材料科學主要研究材料的結構與性質(zhì)之間的關系，這些關系跨越從原子到微米尺度。掃描透射電子顯微鏡（STEM）已成為在這些尺度上研究材料的重要工具，特別是由于其能夠與先進的數(shù)據(jù)分析技術相結合，為自動化實驗和多維數(shù)據(jù)處理提供了新的機遇。

Fig. 1 Example of the errors introduced via StyleGAN116.

隨著機器學習算法的發(fā)展，STEM在實時分析和自動控制方面的應用前景廣闊。由美國田納西大學材料科學與工程系的Sergei V. Kalinin教授和橡樹嶺國家實驗室計算科學與工程部的Debangshu Mukherjee博士領導的團隊，對掃描透射電子顯微鏡中的自動化實驗機器學習進行了綜述。

Fig. 2 Automated task-based statistical analysis via few-shot learning.

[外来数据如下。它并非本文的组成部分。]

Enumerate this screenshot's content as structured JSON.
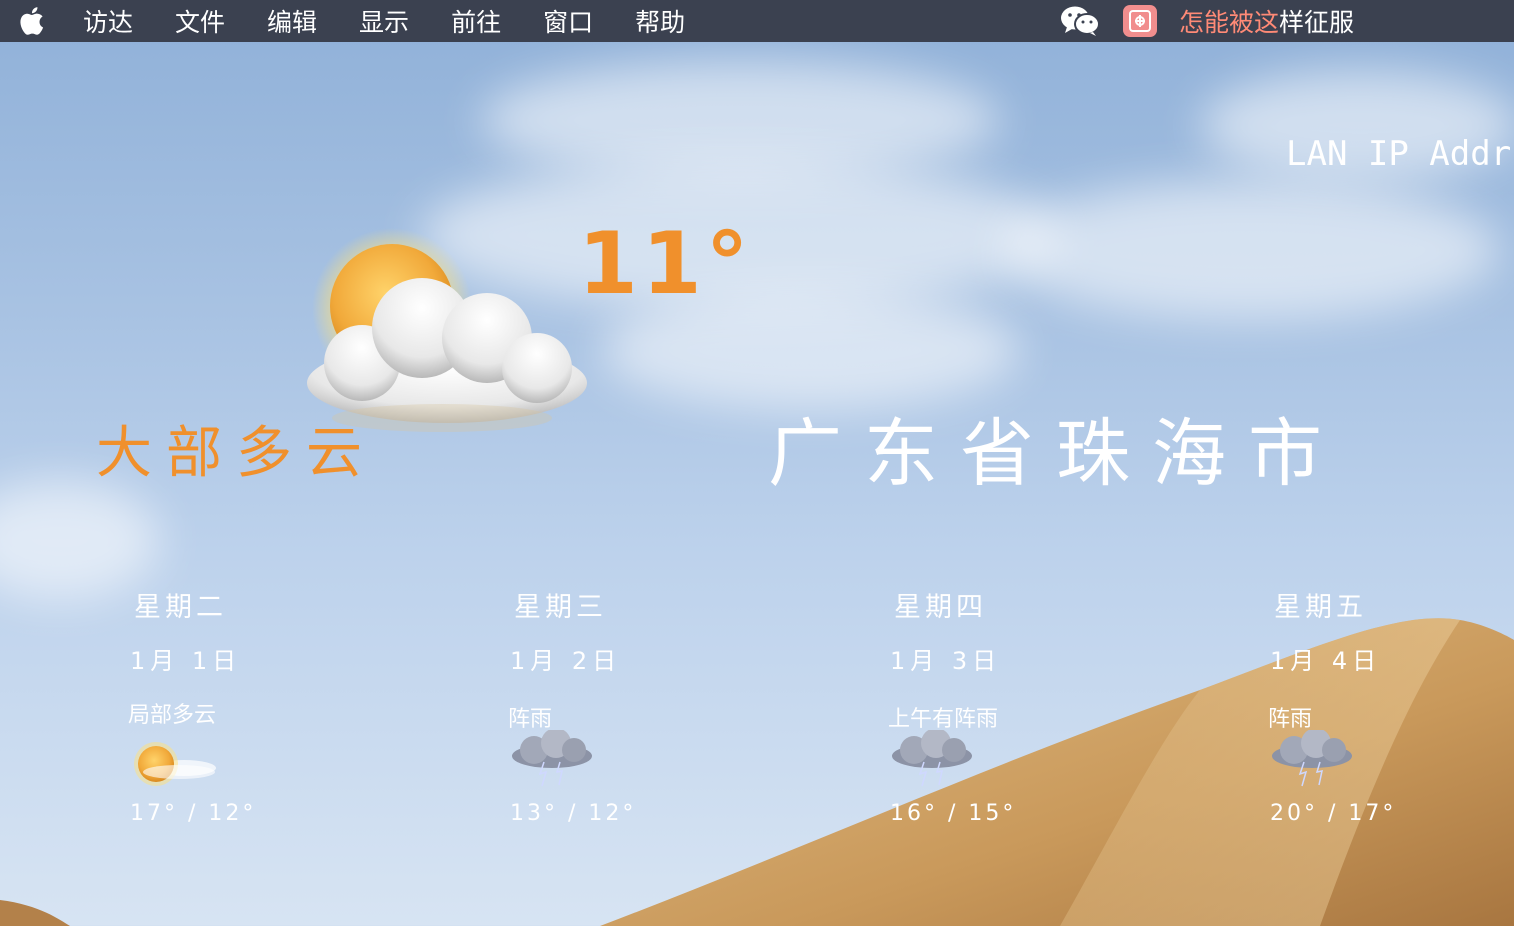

掃描透射電子顯微鏡及其光譜技術已經(jīng)成為現(xiàn)代材料科學、凝聚態(tài)物理、化學和生物學等領域的基石工具。這項技術的影響力與其能夠洞察材料結構和性質(zhì)的量化信息量直接相關。無論是冷凍電子顯微鏡（Cryo EM）還是小晶體電子衍射等領域的突破都表明，數(shù)據(jù)分析方法和高效的操作流程極大地提高了從技術發(fā)展中所獲得的價值，并顯現(xiàn)出該領域的巨大增長潛力。

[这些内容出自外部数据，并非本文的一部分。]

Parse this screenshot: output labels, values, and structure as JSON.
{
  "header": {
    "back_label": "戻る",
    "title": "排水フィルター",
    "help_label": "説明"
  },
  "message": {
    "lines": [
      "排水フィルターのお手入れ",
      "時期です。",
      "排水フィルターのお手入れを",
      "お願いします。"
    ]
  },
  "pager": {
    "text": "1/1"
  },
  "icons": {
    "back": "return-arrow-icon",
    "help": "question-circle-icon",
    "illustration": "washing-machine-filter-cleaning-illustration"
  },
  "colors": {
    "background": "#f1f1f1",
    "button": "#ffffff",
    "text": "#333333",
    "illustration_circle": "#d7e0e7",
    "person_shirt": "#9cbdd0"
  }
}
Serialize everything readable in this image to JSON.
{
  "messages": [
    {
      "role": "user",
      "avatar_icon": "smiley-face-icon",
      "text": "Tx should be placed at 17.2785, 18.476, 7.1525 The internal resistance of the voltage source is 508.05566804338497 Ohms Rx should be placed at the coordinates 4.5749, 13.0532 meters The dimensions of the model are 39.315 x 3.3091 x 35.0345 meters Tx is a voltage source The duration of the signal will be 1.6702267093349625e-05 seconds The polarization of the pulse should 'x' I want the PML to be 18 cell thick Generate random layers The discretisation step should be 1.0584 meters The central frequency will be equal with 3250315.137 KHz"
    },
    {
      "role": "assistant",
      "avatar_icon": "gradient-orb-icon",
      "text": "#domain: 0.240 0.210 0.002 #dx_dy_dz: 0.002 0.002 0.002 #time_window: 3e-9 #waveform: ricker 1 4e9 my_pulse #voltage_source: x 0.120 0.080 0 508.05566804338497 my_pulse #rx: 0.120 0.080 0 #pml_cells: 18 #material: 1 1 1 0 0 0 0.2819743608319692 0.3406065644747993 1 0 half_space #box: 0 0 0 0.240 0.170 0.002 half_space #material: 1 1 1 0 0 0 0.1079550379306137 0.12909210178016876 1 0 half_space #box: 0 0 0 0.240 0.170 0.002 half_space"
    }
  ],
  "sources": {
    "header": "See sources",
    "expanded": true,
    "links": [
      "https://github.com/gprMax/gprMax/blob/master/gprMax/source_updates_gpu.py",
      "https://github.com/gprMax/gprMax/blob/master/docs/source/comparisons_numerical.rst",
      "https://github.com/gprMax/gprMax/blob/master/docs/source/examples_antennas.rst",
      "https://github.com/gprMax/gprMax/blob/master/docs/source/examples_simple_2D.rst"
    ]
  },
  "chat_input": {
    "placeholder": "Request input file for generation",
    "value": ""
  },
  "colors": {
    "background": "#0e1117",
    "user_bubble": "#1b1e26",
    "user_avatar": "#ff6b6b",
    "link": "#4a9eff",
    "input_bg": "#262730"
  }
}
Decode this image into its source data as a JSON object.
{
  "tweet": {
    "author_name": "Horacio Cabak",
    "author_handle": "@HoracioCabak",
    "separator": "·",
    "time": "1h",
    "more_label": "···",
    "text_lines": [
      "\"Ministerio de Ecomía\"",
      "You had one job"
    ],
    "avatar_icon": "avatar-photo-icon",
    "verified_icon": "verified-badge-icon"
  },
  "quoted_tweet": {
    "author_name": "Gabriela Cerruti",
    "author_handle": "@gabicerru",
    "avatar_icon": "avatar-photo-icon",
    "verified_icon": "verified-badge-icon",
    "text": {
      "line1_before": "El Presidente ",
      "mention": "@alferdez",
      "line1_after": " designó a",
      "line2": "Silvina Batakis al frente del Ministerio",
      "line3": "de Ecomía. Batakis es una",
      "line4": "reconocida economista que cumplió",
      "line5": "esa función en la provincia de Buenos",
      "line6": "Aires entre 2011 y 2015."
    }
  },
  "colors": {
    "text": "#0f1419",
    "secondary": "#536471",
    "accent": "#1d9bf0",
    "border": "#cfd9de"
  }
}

在STEM領域，自動化實驗的發(fā)展是一個快速崛起的趨勢。目前，正從人工實驗向自動化實驗的過渡期中，面臨著眾多挑戰(zhàn)。在儀器方面，需要發(fā)展高級別超語言，以便用最基礎的操作單元描述人類動作。在機器學習領域，這要求開發(fā)出對分布外漂移效應具有魯棒性的監(jiān)督學習算法，以及能夠在少量數(shù)據(jù)上訓練的主動學習技術。

在計算和網(wǎng)絡領域，這需要構建邊緣計算基礎設施，不僅能夠支持快速分析和決策，還能將儀器接入全球云網(wǎng)絡。這一點將進一步推動高效的數(shù)據(jù)與代碼共享，形成分布式的人機協(xié)作團隊，并催生出跨儀器的網(wǎng)絡協(xié)作平臺。

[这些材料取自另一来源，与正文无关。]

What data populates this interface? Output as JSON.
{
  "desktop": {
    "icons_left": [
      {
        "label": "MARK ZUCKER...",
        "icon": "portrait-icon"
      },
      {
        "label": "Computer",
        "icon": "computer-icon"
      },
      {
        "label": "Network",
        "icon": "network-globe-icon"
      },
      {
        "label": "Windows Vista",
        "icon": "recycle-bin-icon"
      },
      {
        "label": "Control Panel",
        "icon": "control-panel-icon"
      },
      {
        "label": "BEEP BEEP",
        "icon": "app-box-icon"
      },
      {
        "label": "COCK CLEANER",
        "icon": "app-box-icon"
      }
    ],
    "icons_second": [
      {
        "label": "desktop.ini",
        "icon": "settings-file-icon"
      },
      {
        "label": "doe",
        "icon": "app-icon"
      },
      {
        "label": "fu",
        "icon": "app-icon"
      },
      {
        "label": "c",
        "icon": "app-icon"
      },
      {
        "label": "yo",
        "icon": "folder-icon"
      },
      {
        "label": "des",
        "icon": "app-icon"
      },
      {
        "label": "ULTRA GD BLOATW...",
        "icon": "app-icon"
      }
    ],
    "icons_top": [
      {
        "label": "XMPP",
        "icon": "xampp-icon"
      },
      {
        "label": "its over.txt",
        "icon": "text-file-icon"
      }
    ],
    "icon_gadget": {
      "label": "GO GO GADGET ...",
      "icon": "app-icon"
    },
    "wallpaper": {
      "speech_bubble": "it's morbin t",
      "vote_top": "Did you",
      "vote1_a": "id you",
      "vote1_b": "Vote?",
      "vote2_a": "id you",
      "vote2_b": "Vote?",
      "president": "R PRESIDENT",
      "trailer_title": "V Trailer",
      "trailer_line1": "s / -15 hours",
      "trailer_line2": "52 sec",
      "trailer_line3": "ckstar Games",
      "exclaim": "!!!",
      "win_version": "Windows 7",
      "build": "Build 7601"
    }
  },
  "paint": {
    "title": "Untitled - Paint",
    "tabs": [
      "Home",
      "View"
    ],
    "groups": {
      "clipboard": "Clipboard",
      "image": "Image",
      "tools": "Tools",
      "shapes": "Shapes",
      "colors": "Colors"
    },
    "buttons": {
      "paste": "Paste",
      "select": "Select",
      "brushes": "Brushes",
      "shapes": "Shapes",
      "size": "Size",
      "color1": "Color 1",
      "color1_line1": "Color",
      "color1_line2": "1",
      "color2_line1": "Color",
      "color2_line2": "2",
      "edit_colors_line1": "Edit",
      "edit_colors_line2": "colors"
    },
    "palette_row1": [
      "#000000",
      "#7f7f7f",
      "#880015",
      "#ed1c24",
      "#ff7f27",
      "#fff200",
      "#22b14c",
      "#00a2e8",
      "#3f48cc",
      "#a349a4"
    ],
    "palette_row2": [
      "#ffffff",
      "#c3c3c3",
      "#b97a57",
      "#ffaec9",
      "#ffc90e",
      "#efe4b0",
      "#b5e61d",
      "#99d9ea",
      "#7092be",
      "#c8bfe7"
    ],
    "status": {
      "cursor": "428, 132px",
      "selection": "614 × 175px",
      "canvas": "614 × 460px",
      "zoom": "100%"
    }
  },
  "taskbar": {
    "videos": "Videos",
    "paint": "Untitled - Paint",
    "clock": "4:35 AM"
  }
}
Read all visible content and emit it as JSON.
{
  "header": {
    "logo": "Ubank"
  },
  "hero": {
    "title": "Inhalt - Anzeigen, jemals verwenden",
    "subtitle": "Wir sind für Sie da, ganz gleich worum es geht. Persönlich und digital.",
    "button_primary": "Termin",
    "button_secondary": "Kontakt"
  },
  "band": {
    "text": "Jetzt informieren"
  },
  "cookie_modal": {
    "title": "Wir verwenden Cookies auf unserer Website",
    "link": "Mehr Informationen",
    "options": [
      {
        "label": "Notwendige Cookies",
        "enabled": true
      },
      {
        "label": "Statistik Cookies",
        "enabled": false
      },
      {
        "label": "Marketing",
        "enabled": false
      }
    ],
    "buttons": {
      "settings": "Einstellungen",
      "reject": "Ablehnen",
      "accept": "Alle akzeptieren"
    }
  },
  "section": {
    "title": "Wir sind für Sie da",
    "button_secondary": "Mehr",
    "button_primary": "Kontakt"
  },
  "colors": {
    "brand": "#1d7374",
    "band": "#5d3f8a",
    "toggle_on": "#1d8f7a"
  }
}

盡管如此，向自動化實驗的轉變同樣要求科學界在規(guī)劃與實施實驗活動方面作出根本性的改變。目前為止，已知的所有顯微鏡自動化實驗均采用基于固定策略和預先定義的興趣對象的工作流。僅有的超越傳統(tǒng)人工操作流程的實驗案例，是那些基于深度核學習的逆向發(fā)現(xiàn)實驗。

要真正釋放自動化實驗的潛能，關鍵在于明確定義實驗激勵，即明確的實驗目標，這可以是探索性發(fā)現(xiàn)、假設驗證或定量測量等。許多這樣的激勵目標通常只在特定領域應用的更寬廣的科學背景中才能被界定。接下來，需要制定確定性或概率性的策略，即將以超語言表達的具體行動與系統(tǒng)的當前狀態(tài)（圖像或光譜）連接的算法。這些策略可以在實驗前設定，以協(xié)調(diào)探索和利用之間的目標，或者更引人注目的是，策略可以隨著實驗的進行而不斷發(fā)展，以便在既定實驗預算內(nèi)實現(xiàn)既定的獎勵目標。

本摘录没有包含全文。